If you require any additional information on these Webinars or would like to register your interest in participating in the rest of the Webinar series please contact Steve Shamy at the ASCN Secretariat at email firstname.lastname@example.org.
ABOUT ASCN (New Zealand) & OPEN DOOR
ASCN (New Zealand) in conjunction with ASCN (Australia) form the Trans Tasman Australasian Services Care Network (ASCN).
This Not for profit Network acts as a neutral and independent hub for discussion and action by Government, Research, Service Providers and Advocacy on health and wellbeing questions and issues that impact military, veterans, public safety officers and their families in both countries.

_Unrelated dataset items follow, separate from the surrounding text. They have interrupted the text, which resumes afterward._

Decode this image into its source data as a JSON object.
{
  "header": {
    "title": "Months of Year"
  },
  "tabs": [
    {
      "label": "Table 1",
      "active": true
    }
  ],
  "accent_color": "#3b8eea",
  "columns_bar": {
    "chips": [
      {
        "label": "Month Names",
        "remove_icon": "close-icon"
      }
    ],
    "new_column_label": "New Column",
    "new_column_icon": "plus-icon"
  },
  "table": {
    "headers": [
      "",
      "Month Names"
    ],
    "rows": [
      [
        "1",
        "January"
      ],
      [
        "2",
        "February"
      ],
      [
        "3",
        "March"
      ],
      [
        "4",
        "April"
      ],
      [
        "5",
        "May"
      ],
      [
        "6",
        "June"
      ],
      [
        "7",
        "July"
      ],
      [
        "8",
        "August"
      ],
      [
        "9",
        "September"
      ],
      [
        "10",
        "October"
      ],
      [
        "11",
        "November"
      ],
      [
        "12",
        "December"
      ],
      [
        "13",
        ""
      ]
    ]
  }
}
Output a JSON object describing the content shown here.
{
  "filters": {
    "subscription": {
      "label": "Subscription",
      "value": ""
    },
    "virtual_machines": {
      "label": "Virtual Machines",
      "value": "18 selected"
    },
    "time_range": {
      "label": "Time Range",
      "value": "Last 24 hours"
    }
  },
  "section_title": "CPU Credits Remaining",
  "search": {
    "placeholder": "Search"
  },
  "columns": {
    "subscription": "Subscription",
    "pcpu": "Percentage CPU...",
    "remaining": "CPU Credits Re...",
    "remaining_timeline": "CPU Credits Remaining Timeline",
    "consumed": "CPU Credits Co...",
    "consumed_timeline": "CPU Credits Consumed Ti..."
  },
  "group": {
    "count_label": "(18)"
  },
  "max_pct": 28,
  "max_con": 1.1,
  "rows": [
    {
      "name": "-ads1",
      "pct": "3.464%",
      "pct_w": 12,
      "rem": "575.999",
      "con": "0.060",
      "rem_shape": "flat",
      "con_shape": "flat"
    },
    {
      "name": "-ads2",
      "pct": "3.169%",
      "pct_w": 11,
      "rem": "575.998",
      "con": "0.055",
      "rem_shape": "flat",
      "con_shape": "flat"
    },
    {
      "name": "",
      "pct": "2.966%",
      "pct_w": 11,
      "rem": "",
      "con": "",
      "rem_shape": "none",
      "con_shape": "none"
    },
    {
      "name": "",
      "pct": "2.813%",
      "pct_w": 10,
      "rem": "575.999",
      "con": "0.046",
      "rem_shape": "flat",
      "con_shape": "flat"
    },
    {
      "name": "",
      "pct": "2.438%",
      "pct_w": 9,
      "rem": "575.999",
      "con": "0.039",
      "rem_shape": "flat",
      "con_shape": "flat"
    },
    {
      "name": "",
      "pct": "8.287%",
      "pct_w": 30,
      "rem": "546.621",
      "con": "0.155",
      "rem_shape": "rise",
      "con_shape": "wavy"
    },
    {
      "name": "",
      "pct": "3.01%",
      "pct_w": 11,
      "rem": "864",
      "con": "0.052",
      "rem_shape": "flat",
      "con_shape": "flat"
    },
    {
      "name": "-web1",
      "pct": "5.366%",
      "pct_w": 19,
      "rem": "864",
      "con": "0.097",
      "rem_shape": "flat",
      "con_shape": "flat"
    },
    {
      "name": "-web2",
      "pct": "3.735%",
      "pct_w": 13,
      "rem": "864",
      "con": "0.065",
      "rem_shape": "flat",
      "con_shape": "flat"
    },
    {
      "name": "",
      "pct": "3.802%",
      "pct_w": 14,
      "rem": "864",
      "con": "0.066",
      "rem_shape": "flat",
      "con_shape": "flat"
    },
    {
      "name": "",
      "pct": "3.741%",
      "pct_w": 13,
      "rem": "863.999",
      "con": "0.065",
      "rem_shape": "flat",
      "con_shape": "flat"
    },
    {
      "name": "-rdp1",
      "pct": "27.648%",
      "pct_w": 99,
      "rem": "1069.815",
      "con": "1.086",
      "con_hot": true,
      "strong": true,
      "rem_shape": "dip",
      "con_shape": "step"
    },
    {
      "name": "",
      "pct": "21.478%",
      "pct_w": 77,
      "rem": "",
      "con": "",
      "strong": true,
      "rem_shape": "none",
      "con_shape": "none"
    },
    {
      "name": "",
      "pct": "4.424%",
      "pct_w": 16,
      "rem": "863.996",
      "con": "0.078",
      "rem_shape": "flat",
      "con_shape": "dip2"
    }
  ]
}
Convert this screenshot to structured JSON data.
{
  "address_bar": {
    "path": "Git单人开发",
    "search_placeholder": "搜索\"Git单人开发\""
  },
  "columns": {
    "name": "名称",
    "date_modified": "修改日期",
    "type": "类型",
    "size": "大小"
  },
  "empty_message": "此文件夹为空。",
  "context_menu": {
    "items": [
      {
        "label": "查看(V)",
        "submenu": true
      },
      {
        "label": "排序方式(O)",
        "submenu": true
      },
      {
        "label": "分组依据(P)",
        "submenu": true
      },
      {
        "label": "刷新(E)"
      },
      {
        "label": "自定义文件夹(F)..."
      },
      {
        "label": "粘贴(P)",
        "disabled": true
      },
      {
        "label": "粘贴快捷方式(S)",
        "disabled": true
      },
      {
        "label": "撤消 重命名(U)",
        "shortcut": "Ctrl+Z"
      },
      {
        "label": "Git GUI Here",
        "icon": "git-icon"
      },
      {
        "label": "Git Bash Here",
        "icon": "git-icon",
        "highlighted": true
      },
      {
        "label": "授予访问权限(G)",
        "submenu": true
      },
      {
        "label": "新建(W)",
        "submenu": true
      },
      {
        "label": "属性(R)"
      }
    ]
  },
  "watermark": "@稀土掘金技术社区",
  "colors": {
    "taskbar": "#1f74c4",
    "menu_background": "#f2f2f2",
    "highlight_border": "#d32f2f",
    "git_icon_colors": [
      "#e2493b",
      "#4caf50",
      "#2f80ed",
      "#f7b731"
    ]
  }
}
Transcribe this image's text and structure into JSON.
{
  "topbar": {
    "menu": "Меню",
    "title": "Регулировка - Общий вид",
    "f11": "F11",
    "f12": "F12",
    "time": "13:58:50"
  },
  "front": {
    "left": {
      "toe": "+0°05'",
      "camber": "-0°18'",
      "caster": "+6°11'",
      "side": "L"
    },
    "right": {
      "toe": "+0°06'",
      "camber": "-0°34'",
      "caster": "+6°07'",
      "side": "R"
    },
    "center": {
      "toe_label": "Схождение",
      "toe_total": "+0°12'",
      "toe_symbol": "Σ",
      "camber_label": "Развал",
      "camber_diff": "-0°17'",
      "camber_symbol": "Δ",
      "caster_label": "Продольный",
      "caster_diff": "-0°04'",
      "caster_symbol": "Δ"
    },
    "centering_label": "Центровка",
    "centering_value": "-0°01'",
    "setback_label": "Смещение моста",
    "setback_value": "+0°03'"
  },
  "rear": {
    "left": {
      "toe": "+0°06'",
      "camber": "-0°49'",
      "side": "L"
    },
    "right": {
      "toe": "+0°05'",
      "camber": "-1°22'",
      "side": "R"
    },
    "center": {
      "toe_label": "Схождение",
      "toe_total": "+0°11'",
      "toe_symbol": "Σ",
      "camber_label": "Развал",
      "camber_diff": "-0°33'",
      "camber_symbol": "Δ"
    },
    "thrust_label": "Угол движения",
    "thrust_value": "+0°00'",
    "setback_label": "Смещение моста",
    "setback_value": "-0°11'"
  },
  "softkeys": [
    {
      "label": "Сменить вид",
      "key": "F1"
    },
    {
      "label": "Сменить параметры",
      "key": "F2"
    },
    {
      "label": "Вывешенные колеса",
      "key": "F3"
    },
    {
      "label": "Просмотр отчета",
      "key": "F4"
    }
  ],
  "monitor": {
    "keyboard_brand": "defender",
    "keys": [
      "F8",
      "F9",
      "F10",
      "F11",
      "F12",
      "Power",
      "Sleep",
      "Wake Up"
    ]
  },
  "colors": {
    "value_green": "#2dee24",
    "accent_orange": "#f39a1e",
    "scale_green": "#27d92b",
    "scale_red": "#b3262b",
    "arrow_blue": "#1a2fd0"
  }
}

It is committed to improving the life-long health and wellbeing of current and former members of the Defence Force (Regular and Reserve), Public Safety Organisations and their Families
Open Door is an Australasian multi-disciplinary research and diffusion hub based at Flinders University that exists to undertake and disseminate research information to academics, practitioners and veterans interested in research and to contribute to evidence informed discussions on policy and service design and delivery to veterans. first responders and their families.
Its research is multidisciplinary, applied and theoretical and includes amongst other topics:
• key service provision challenges (claims, case work, crisis care)
• key policy challenges (including institutional abuse, veteran suicide or veterans in correction)
• social, cultural and historical research on Defence and Veterans Affairs legislation, policy and service provision
• clinical and cognitive psychological evidence and practice
• new approaches for veterans with transition challenges, traumatic stress injuries and moral injury.
Open Door‘s approach is based on the view that the best source of evidence on veteran issues are veterans. The Centre uses a co-design approach that draws upon the lived experiences of veterans and their families.
The Open Door team is made up of veteran researchers and policy experts drawn from a number of Universities across Australia and New Zealand. Its aim is to bring together the best minds and thinkers to conduct applied and blue-sky research that demonstrates what works for veterans in transition and across the life course.
Like ASCN. Open Door is committed to contributing to enhancing the Wellbeing of veterans. first responders and their families.